One of the presents I gave myself for my birthday was a Cheese Class given by our favorite French chef, David Chamyol, from the restaurant Bistrot de Paris in San Juan. My friends, Laura and Annie Mariel accompanied me for a whole night of dishes made primarily with French cheeses.
It was very fun. First, we learned how to make raclette. Raclette is the cheese as well as the grill/broiler used to melt the cheese. It’s basically a melted cheese under a very special grill, also known as raclette, and then you pour the melted cheese on top of boiled potatoes, bread or vegetables. We tasted the cheese before melting and after… I was super surprised how different the cheese tastes after its melted. The taste is very pungent and sharp when you cut it fresh, but after its melted the taste turns very mellow. I loved it on top of the boiled potatoes… a great nibbling dish for a night with friends.
Actually, my friend Laura loved so much the raclette concept, she went online the next day and immediately bought herself a raclette grill. Apparently, at our Fete des Francophones in January, the raclette will be making a special appearance.
Then, we learned how to make Tartiflette… this is a baked dish made also with potatoes and onions sautéed in butter and olive oil. Then, you transfer these potatoes to a baking dish and cover with pieces of Reblochon cheese. Then you bake the tartiflette in the oven for 20 minutes and voila, you’ve got a very hearty dish that you can enjoy with a nice side green salad. The cheese is very smelly and pungent.
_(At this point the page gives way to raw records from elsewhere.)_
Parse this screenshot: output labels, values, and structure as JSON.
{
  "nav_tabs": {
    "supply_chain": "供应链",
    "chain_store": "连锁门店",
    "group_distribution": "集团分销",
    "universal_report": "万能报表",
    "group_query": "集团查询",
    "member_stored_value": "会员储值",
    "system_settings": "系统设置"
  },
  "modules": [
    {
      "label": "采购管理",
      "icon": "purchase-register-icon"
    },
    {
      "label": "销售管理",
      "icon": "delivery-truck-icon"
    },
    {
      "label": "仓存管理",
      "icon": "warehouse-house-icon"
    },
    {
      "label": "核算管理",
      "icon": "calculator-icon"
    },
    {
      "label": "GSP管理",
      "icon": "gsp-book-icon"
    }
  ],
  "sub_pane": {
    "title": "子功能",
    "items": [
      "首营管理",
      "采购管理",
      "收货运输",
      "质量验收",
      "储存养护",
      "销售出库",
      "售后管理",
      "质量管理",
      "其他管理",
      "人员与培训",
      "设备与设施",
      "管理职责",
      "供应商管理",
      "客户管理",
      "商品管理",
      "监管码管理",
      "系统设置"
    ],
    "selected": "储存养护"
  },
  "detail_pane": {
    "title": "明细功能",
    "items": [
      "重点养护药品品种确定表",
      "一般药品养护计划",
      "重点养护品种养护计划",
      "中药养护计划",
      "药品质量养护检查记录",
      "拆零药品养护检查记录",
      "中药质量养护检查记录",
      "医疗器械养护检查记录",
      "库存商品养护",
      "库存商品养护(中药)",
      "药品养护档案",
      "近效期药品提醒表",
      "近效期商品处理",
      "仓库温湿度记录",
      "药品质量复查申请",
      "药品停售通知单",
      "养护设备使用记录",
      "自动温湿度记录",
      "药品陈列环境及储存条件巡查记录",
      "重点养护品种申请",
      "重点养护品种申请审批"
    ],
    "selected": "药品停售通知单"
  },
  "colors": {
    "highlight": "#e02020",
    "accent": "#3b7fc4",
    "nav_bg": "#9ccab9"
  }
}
This was my least favorite dish to be truly honest – maybe because I was getting full with the boiled potatoes and raclette… it is very rich and dense.
To finish, we learned how to make a proper French cheese fondue. You shred equal parts of gruyère, comté and beaufort cheeses and add ½ part of vacherin cheese. You add those to a base of white wine, Dijon mustard, nutmeg, salt and pepper. If you truly want to make this karma-free, I would make it at home with a bit of apple cider, apple juice or white grape juice or even apple cider vinegar. You melt the cheeses in that base and add a bit of kirsch. I was told that a proper fondue was not a fondue without the kirsch. I’ll have to find a reasonable facsimile to emulate the cherry flavor without the alcohol. But it was lovely… I loved dunking the pieces of bread, cornishons, pear and apple in the smooth cheese blend. To be honest, this was my first time eating a cheese fondue. I’ve seen it made plenty of times at the Food Network, but never tried it myself. We all fell in love with the concept and decided we needed to repeat it for one of our Les Francophones get-togethers.
I should also mention that in addition to the cheeses used in the dishes I have described above, we also tasted goat cheeses, cheeses made from brebis mountain sheep, blue cheeses, among others. These cheeses were specially provided by Marco Dettling from The Cheese Market, a Swiss guy now living in Puerto Rico and imports many fresh European cheeses. His appreciation and knowledge of European cheeses was evident. He actually turned out to be an “almost neighbor” of mine. We live in the same street… what a small world this is, no?
What I loved about this cheesy experience was that there’s so much versatility when cooking with cheese… pastas or risottos is just a small fraction of what you can do. French cuisine is filled with creamy and cheesy concoctions that will give you the opportunity to savor new and interesting kinds of cheeses you might not be usually accustomed to taste. It’s a window into another culture and exposes you to new tastes and experiences.